For many, the term psychologist evokes the image of a therapist. In fact, psychologists serve in a wide range of capacities. Psychologists conduct experiments, work as consultants, test intelligence and personality, provide leadership training and perform marketing research. What they share is expertise in the intricate workings of the human mind and knowledge of how cognitive functions are linked to behavior and environment.
What Does a Psychologist Do?
Psychologists work across a broad range of sectors. A psychologist may:
- Conduct individual and group therapy to address problems such as substance abuse and depression
- Evaluate and treat cognitive problems, learning disabilities and developmental disabilities
- Help develop concentration and enhance performance among athletes and actors
- Advise businesses on ways to enhance worker performance
- Provide expert testimony in court proceedings
Within the field of psychology are several branches of specialization.
Clinical psychologists assess and treat people who have mental disorders. They also help individuals cope with illnesses, injuries or who are undergoing traumatic life events.
School psychologists work in educational settings to help students with learning and behavioral problems, work with families on parenting skills and provide other expertise to faculty members.
Industrial-organizational psychologists are experts in workplace behavior. They may devise ways to increase worker productivity, train and assess employees, test products and provide organizational development and analysis.
Forensic psychologists work within the legal and criminal justice system and may provide testimony in court or assist with investigations.
Other areas of expertise among psychologists include research and experimentation, human development and social interactions.
Whatever the specialty, psychologists are generally astute observers, good listeners, skillful analysts, strong leaders and compassionate individuals. As scientists of the mind, psychologists often develop hypotheses and test them through observation, experimentation and evaluation. Many psychologists are therefore innovators, whose approaches evolve based on research and acquired knowledge.
What Are the Steps to Becoming a Psychologist?
Psychologists are compassionate, curious, patient and strong leaders. It takes more than these qualities alone, however, to become a psychologist. Following are some of the key steps that will help you build a successful career.
- Talk to practicing psychologists to learn about specific jobs in the field and the profession in general. Determine whether psychology is right for you and which specialty interests you--clinical, industrial-organizational, experimental, forensic, etc.
- Learn about educational requirements for your preferred profession. The most competitive psychologists hold PhDs or Doctors of Psychology (PsyD). A PsyD is usually required if you intend to practice as a clinical psychologist. School and industrial-organizational psychologists, on the other hand, may be able to obtain jobs with master's degrees.
- Start your psychology education. Choose a school (or schools) that can lead you to the degree you need to secure a job and that will provide you with the knowledge and skills you need to succeed.
- Obtain licensure, if necessary. All states have licensing requirements for psychologists who offer patient care, whether in clinics, private practices or schools. Licensing requirements vary by state.
How Can You Become a Great Psychologist?
Great psychologists have knowledge, skills and experience--and they can make a tremendous impact on people's lives. Whichever branch of psychology you choose, you can make the most of your career and excel in your profession by taking the following steps.

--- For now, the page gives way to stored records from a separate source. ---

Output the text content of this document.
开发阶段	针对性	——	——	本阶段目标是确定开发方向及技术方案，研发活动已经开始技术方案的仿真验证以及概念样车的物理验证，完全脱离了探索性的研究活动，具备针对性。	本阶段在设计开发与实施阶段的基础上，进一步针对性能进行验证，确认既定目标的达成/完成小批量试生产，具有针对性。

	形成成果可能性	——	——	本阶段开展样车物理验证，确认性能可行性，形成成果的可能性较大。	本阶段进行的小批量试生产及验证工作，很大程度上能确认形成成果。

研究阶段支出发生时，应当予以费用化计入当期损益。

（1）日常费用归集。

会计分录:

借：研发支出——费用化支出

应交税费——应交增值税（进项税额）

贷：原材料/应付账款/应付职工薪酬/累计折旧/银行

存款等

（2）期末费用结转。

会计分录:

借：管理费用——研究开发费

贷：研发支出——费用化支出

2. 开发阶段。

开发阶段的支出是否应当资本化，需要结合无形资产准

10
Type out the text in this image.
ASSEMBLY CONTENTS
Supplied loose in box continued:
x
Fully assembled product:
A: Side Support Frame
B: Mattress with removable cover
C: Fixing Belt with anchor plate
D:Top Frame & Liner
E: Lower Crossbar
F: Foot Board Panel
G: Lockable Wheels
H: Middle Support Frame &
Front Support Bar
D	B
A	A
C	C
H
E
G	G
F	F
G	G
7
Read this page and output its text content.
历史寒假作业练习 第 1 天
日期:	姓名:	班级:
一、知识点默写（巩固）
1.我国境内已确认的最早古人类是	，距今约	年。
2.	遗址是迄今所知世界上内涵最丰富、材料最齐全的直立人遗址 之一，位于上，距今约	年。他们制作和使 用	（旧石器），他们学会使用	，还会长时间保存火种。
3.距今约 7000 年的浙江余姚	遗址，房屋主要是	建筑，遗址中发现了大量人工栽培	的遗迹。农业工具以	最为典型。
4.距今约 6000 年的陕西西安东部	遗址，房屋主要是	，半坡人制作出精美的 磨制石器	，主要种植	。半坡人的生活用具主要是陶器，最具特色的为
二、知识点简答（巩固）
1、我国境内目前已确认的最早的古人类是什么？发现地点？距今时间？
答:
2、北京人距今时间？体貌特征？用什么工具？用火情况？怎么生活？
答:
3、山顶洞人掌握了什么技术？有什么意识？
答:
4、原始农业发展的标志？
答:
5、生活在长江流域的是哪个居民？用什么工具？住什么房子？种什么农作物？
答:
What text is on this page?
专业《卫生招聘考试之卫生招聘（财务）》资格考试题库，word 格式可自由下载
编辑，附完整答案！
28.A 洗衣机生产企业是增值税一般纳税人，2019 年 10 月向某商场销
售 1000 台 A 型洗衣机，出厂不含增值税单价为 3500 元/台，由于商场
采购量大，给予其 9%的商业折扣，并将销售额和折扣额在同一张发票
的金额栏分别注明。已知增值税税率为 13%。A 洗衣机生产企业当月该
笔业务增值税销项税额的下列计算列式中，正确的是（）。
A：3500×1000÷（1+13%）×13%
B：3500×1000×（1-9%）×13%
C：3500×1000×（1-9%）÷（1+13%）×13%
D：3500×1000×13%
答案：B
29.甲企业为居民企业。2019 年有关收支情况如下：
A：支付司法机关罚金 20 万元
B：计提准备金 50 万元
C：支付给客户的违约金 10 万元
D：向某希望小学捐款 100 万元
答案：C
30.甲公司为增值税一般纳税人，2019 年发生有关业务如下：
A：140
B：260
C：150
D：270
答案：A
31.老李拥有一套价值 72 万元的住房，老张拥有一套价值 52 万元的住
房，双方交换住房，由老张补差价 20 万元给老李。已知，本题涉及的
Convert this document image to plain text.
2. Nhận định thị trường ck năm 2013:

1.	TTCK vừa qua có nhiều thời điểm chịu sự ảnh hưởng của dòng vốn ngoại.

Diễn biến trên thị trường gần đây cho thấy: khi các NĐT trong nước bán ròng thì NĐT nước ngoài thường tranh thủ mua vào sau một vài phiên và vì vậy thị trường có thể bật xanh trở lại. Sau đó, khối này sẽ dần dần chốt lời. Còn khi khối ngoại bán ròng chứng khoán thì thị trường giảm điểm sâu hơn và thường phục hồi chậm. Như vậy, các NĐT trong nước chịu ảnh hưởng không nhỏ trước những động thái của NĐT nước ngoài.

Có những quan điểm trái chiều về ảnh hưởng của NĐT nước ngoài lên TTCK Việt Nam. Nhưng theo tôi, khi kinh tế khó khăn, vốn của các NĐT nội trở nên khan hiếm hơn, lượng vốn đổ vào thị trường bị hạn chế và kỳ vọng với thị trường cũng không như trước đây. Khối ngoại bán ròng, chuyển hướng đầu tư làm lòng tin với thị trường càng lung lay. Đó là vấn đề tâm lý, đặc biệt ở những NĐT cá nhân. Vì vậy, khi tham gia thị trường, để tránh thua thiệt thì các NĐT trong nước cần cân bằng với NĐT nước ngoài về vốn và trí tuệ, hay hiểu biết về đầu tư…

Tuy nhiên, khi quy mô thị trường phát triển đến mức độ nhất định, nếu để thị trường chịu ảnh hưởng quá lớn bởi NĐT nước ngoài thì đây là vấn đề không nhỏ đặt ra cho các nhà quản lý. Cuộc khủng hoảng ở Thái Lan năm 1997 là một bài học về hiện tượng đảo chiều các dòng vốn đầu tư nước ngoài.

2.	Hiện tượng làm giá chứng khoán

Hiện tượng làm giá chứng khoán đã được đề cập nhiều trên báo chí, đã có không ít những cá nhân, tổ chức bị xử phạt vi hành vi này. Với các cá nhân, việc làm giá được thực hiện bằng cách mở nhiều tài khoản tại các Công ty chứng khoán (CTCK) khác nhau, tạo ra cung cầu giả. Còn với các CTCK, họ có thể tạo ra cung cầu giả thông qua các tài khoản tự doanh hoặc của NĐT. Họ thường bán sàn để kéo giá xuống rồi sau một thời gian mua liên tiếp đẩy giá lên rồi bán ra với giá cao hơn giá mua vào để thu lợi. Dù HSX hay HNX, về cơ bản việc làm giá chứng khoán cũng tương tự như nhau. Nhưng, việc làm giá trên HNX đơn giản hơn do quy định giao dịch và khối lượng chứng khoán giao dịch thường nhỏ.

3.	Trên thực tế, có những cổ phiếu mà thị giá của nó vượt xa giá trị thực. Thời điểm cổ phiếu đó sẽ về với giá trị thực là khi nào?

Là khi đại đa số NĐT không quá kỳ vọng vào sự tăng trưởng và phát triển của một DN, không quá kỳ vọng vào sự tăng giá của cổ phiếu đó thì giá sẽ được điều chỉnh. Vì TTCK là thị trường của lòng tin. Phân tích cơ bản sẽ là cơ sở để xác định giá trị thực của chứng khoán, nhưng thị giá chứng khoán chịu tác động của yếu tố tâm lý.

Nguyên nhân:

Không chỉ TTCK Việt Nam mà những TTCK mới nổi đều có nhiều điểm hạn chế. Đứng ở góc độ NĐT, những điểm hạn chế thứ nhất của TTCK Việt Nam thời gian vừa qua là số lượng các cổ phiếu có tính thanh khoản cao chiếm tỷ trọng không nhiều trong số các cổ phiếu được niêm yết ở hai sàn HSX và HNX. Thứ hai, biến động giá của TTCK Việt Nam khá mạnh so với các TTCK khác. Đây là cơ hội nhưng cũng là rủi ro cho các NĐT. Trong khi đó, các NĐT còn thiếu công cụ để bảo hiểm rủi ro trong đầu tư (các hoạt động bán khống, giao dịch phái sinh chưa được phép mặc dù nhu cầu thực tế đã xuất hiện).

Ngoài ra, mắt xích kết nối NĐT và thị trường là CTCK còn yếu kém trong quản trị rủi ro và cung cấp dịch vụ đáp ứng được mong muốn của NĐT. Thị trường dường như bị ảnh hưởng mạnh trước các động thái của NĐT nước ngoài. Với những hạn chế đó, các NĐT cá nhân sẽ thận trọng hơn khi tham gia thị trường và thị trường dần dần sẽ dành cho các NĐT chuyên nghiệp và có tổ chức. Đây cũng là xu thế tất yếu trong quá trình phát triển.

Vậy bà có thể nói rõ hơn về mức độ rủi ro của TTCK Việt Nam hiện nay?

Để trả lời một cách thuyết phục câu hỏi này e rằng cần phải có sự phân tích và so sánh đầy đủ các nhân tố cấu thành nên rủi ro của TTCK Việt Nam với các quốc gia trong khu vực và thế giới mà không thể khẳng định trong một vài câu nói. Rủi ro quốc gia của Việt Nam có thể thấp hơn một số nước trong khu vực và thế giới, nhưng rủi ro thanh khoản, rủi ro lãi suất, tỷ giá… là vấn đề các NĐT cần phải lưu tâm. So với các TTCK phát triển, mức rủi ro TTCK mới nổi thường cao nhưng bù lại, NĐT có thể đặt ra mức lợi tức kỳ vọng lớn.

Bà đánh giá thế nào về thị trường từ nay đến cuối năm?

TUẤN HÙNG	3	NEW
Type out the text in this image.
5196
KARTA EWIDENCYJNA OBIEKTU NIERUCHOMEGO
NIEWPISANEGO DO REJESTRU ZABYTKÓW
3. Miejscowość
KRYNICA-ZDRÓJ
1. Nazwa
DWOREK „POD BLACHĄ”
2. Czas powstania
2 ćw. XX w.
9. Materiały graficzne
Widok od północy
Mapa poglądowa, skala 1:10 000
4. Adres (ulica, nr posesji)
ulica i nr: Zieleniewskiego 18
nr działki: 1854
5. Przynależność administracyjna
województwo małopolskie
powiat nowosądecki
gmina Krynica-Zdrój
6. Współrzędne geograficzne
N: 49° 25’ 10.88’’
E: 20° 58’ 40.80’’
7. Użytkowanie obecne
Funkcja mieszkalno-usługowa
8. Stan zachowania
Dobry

- Network with other professionals. Take advantage of professional support groups, conferences and other opportunities to meet people and experts in the field. Networking is a good way to gain and share skills and knowledge.
- Maintain memberships in professional organizations. Join relevant associations and take advantage of the services they provide to members.
- Pursue additional training opportunities. Psychology is a constantly evolving field. As new research emerges, so do new practices and techniques. Carve out time in your schedule to stay abreast of developments in the field and strengthen your expertise.
- Learn from your mistakes. Gaining experience as a psychologist is about learning through practice, so expect to make mistakes over the course of your career. Use them as opportunities for professional growth.
Becoming a great psychologist may take years, but with dedication and the right education, you may be rewarded with a career that satisfies you for the rest of your life.
Career Outlook for Psychologists
According to the U.S. Bureau of Labor Statistics, job opportunities for psychologists are projected to grow from 2010 to 2020. With a 35 percent growth rate, industrial-organizational psychologists should be in greatest demand as companies turn to psychologists to enhance worker productivity, address workplace diversity and perform marketing research. Employment for clinical, counseling and school psychologists should increase by 22 percent, while jobs for all other psychologists should increase by 18 percent.
Jobs are also expected to be competitive, particularly for psychologists without doctorate-level degrees. However, those who secure jobs may be rewarded with lucrative salaries. As of 2012, the median annual salary for industrial-organizational psychologists was $83,580. Clinical, counseling and school psychologists earned $67,650, while all other psychologists earned a mean annual salary of $90,020.